65% de la pollution pourrait être réduite au Canada sans affecter sa productivité et sa compétitivité.

Ce qui est très étrange dans les débats sur le retrait du protocole de Kyoto et les contraintes sur les émissions de gaz à effet de serre (GES), c'est l'habituelle association entre ces contraintes et la compétitivité d'un pays. Comme s'il fallait polluer pour s'enrichir.

Si, évidemment, il est possible de concevoir et d'imposer des contraintes sur les émissions de GES qui sont mauvaises pour l'économie, comme le gouvernement du Québec s'apprête à le faire avec son système de plafonnement et d'échange, les plus grandes réductions de GES pourraient être obtenues en augmentant la productivité de l'économie. La raison en est fort simple: les plus grandes sources de GES sont des secteurs non productifs ou sous productifs.

Les émissions industrielles, au Canada, ne représentent en effet que moins de 35% des émissions totales. La plus grande source d'émission, le transport, pèse à lui seul pour 27%, suivi du secteur de la production d'électricité (14%), du chauffage des bâtiments (11%), de l'agriculture (8%) et des déchets (3%).

En transport, la part du lion des émissions est liée à l'usage d'automobiles et de camions légers «de promenade», qui minent la productivité de notre économie: congestion, dépenses en entretien perpétuel de routes et de ponts, accidents, autant de domaines où notre économie pourrait faire des gains si nous ne tenions pas à assurer nos déplacements dans des véhicules individuels de plus en plus lourds et chers à faire fonctionner.

En électricité, le morcellement du réseau par province fait en sorte que la plus grande partie de l'hydroélectricité (aux émissions de GES très faibles sur son cycle de vie) est réservée aux consommateurs locaux, qui y ont accès à bas prix.
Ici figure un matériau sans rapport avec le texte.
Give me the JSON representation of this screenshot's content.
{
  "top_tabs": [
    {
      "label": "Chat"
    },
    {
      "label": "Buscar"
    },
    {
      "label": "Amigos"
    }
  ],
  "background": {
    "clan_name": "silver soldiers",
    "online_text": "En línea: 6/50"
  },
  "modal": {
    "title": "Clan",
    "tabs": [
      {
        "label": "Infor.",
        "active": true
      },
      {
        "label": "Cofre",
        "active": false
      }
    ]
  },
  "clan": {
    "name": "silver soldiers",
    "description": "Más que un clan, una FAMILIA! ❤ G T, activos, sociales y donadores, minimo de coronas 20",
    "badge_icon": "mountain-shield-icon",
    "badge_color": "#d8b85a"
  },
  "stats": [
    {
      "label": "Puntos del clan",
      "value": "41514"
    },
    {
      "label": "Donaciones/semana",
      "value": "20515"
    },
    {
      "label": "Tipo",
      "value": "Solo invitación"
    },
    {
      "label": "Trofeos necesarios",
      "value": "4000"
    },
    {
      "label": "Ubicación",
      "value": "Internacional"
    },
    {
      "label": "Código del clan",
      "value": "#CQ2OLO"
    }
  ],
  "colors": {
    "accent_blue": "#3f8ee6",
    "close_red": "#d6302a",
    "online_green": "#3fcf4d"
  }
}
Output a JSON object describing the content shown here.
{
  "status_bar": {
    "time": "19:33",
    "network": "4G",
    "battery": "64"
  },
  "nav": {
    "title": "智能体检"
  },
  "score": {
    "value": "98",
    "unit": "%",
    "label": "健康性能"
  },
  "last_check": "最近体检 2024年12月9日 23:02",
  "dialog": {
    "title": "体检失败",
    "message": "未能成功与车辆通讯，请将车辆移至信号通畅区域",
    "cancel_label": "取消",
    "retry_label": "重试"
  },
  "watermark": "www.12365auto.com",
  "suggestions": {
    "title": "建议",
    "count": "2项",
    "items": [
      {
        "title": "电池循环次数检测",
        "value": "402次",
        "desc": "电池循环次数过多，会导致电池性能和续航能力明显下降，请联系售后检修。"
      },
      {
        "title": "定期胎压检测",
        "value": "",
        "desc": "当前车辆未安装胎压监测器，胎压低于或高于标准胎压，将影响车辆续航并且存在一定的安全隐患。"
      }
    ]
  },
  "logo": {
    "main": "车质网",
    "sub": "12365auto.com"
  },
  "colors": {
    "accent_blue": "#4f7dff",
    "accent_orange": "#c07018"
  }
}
Cela oblige les provinces sans ou avec peu d'hydroélectricité (Alberta, Saskatchewan, Ontario, Maritimes), à brûler du charbon, du gaz naturel et du pétrole... pour un coût plus élevé que le prix de notre hydroélectricité.

Pourquoi ne pas réaliser des gains collectifs en vendant plus d'hydroélectricité, ce qui réduirait les émissions globales et enrichirait les provinces productrices comme le Québec?

Dans le secteur du bâtiment, les constructions anciennes et même actuelles sont conçues selon des normes d'efficacité énergétique notoirement désuètes. Au lieu de bien rénover ou de bien construire, nous nous infligeons des factures d'énergie annuelles trop élevées... et avec cela des émissions de GES proportionnelles.

Enfin, en agriculture, les subventions agricoles directes et indirectes allant aux grands producteurs encouragent l'utilisation d'engrais (azotés, qui se transforment en N2O, le troisième GES en importance après le CO2 et le méthane) et l'élevage bovin (source de méthane), ce qui fait que nous payons collectivement très cher, à travers ces subventions, pour émettre 8% des GES canadiens. Enfin, comme nous jetons dans nos poubelles de grandes quantités de matière organique, nos déchets produisent 3% de l'ensemble des émissions.

Aucun de ces secteurs ne représente l'économie réelle du pays, qui est une économie de services, de manufactures et de ressources naturelles. Couper dans chacun de ces secteurs demanderait certes des efforts, mais cela rapporterait des dividendes immédiats, en réduisant notre dépendance au pétrole, en valorisant l'énergie renouvelable qu'est l'hydroélectricité, et en coupant des subventions contre-productives.

L'économie du pays ne s'effondrerait pas, les industries ne fuiraient pas, au contraire: nous deviendrions immédiatement plus productifs et plus riches que les pays qui décideraient de conserver des pratiques coûteuses et polluantes. Le «coût» n'est que celui de changer collectivement nos habitudes individuelles. Ce coût du changement n'est pas compté dans la richesse du pays. Pourtant, c'est celui qui semble faire le plus peur à tous, puisqu'on en parle si peu.